Comment 1 Robert Kish 2015-06-04 13:09:36 UTC
As mentioned before, when I try to change the pictures in the xls file, the file gets rewritten in a better way and I can't reproduce the error. If you want to see the file, please recommend some file sharing service I should use. The error message that bugzilla displayed didn't provide recommendations. Or even email works.
Comment 2 Dominik Stadler 2015-06-20 09:46:14 UTC
Does it get smaller when you compress it using zip? Oterwise please try sending the document via mail to the poi-dev or user-list or upload it to dropbox or some other file sharing functionality.
Comment 3 Robert Kish 2015-06-23 19:59:16 UTC
I tried dropbox and placed a zip file with an xls inside.

Comment 4 Dominik Stadler 2015-06-29 13:12:56 UTC
FYI, the proposed change breaks unit tests, at least TestDrawingAggregate, not sure if these are expected or if they indicate a problem with the changes...
Comment 5 Robert Kish 2015-06-29 21:41:15 UTC
You are correct; my patch fails :(. I downloaded trunk from source and tried at it some more. This will take some time for me to figure out, I'll give it a try in the next week or so and try to submit a new patch. The problem is still the same, NoteRecords out of sequence. What I learned is that the code assumes the records are always in sequence, so it can remove records start to end. But what we really have is start1 to end1, start2 to end2, etc. The referenced JUnit has the same assumption and needs to be updated also.
Comment 6 Robert Kish 2015-06-30 23:38:50 UTC
Created attachment 32868 [details]
Debug version of TestDrawingAggregate

get method in this test now detects all DrawingRecord blocks in the file - not just the first. There is debugging with println and stacktrace to aid in trying to get all the unit tests to pass.
Comment 7 Robert Kish 2015-06-30 23:46:03 UTC
Created attachment 32869 [details]
Debug version of EsceherAggregate.java

This debug version has a modified version of createAggregate which processes multiple DrawingRecords - not just the one mentioned at locFirstDrawingRecord. There is use of println debugging.

The section "// Create one big buffer" will now find all sections to copy bytes.

The section "// Associate the object records with the shapes" now has an additional loop around it so that each DrawingRecord can be processed. The records added to the aggregate are removed at the end of the loop.

The EscherAggregate is added after the loop.
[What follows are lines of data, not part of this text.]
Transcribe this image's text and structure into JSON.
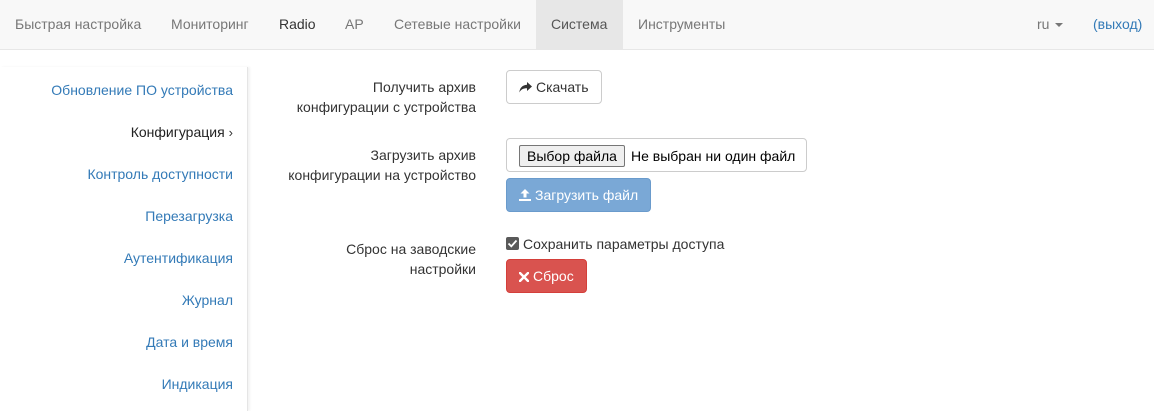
{
  "navbar": {
    "items": [
      {
        "label": "Быстрая настройка"
      },
      {
        "label": "Мониторинг"
      },
      {
        "label": "Radio"
      },
      {
        "label": "AP"
      },
      {
        "label": "Сетевые настройки"
      },
      {
        "label": "Система"
      },
      {
        "label": "Инструменты"
      }
    ],
    "active": "Система",
    "lang": "ru",
    "logout": "(выход)"
  },
  "sidebar": {
    "items": [
      {
        "label": "Обновление ПО устройства"
      },
      {
        "label": "Конфигурация"
      },
      {
        "label": "Контроль доступности"
      },
      {
        "label": "Перезагрузка"
      },
      {
        "label": "Аутентификация"
      },
      {
        "label": "Журнал"
      },
      {
        "label": "Дата и время"
      },
      {
        "label": "Индикация"
      }
    ],
    "active": "Конфигурация",
    "active_marker": "›"
  },
  "config": {
    "download": {
      "label_line1": "Получить архив",
      "label_line2": "конфигурации с устройства",
      "button": "Скачать",
      "icon": "share-arrow-icon"
    },
    "upload": {
      "label_line1": "Загрузить архив",
      "label_line2": "конфигурации на устройство",
      "file_button": "Выбор файла",
      "file_status": "Не выбран ни один файл",
      "button": "Загрузить файл",
      "icon": "upload-icon"
    },
    "reset": {
      "label_line1": "Сброс на заводские",
      "label_line2": "настройки",
      "checkbox_label": "Сохранить параметры доступа",
      "checkbox_checked": true,
      "button": "Сброс",
      "icon": "close-icon"
    }
  },
  "colors": {
    "link": "#337ab7",
    "primary_disabled": "#7aa8d6",
    "danger": "#d9534f",
    "navbar_bg": "#f8f8f8",
    "navbar_active_bg": "#e7e7e7"
  }
}
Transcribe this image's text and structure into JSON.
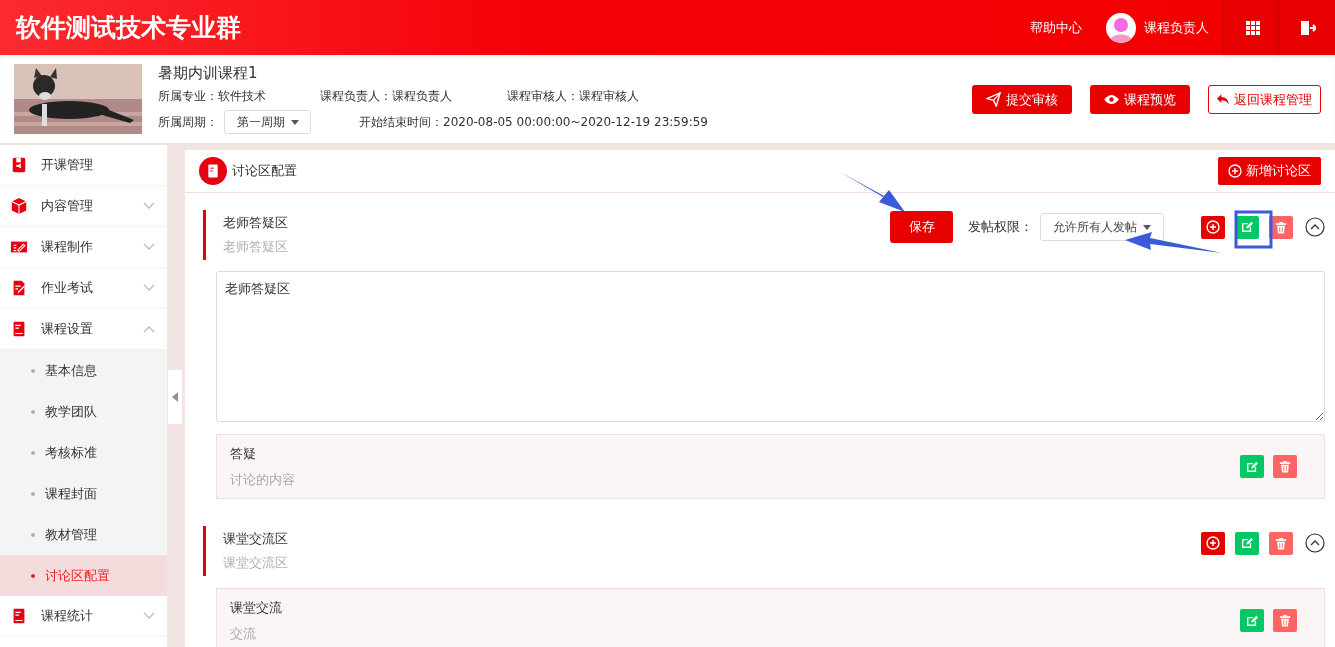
{
  "header": {
    "title": "软件测试技术专业群",
    "help": "帮助中心",
    "user": "课程负责人"
  },
  "course": {
    "name": "暑期内训课程1",
    "major_label": "所属专业：",
    "major": "软件技术",
    "owner_label": "课程负责人：",
    "owner": "课程负责人",
    "reviewer_label": "课程审核人：",
    "reviewer": "课程审核人",
    "period_label": "所属周期：",
    "period": "第一周期",
    "time_label": "开始结束时间：",
    "time": "2020-08-05 00:00:00~2020-12-19 23:59:59"
  },
  "actions": [
    {
      "label": "提交审核",
      "kind": "submit"
    },
    {
      "label": "课程预览",
      "kind": "preview"
    },
    {
      "label": "返回课程管理",
      "kind": "back"
    }
  ],
  "sidebar": {
    "items": [
      {
        "label": "开课管理"
      },
      {
        "label": "内容管理",
        "expanded": false
      },
      {
        "label": "课程制作",
        "expanded": false
      },
      {
        "label": "作业考试",
        "expanded": false
      },
      {
        "label": "课程设置",
        "expanded": true,
        "children": [
          {
            "label": "基本信息",
            "selected": false
          },
          {
            "label": "教学团队",
            "selected": false
          },
          {
            "label": "考核标准",
            "selected": false
          },
          {
            "label": "课程封面",
            "selected": false
          },
          {
            "label": "教材管理",
            "selected": false
          },
          {
            "label": "讨论区配置",
            "selected": true
          }
        ]
      },
      {
        "label": "课程统计",
        "expanded": false
      }
    ]
  },
  "panel": {
    "title": "讨论区配置",
    "add_button": "新增讨论区",
    "sections": [
      {
        "title": "老师答疑区",
        "subtitle": "老师答疑区",
        "editing": true,
        "save": "保存",
        "permission_label": "发帖权限：",
        "permission": "允许所有人发帖",
        "description": "老师答疑区",
        "topics": [
          {
            "title": "答疑",
            "subtitle": "讨论的内容"
          }
        ]
      },
      {
        "title": "课堂交流区",
        "subtitle": "课堂交流区",
        "editing": false,
        "topics": [
          {
            "title": "课堂交流",
            "subtitle": "交流"
          }
        ]
      }
    ]
  }
}
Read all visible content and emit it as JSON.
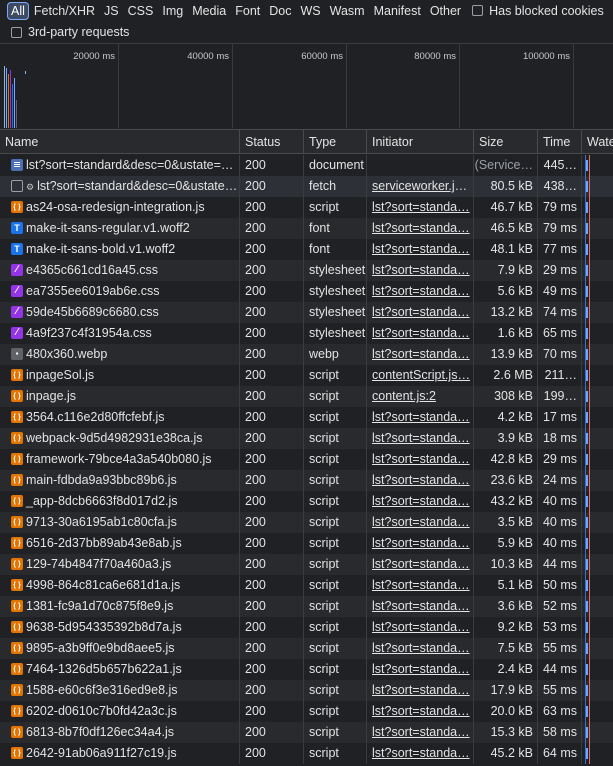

With the updated JUnit, this still fails some files. Many files pass, including those with multiple DrawingRecords. But some files fail.
Comment 8 Robert Kish 2015-06-30 23:48:24 UTC
I have spent many hours in the past day trying to figure this out, but it is beyond my current level of experience in the POI innards. I leave my work to someone else who may continue at what I started, or learn from my mistakes and come up with a better fix.
Comment 9 Dominik Stadler 2015-07-07 07:37:23 UTC
Created attachment 32887 [details]
Small addition to the integration tests to verify the comments which triggers this bug

Attached a small addition to the integration test which we can apply when this is fixed as it currently triggers this bug as well.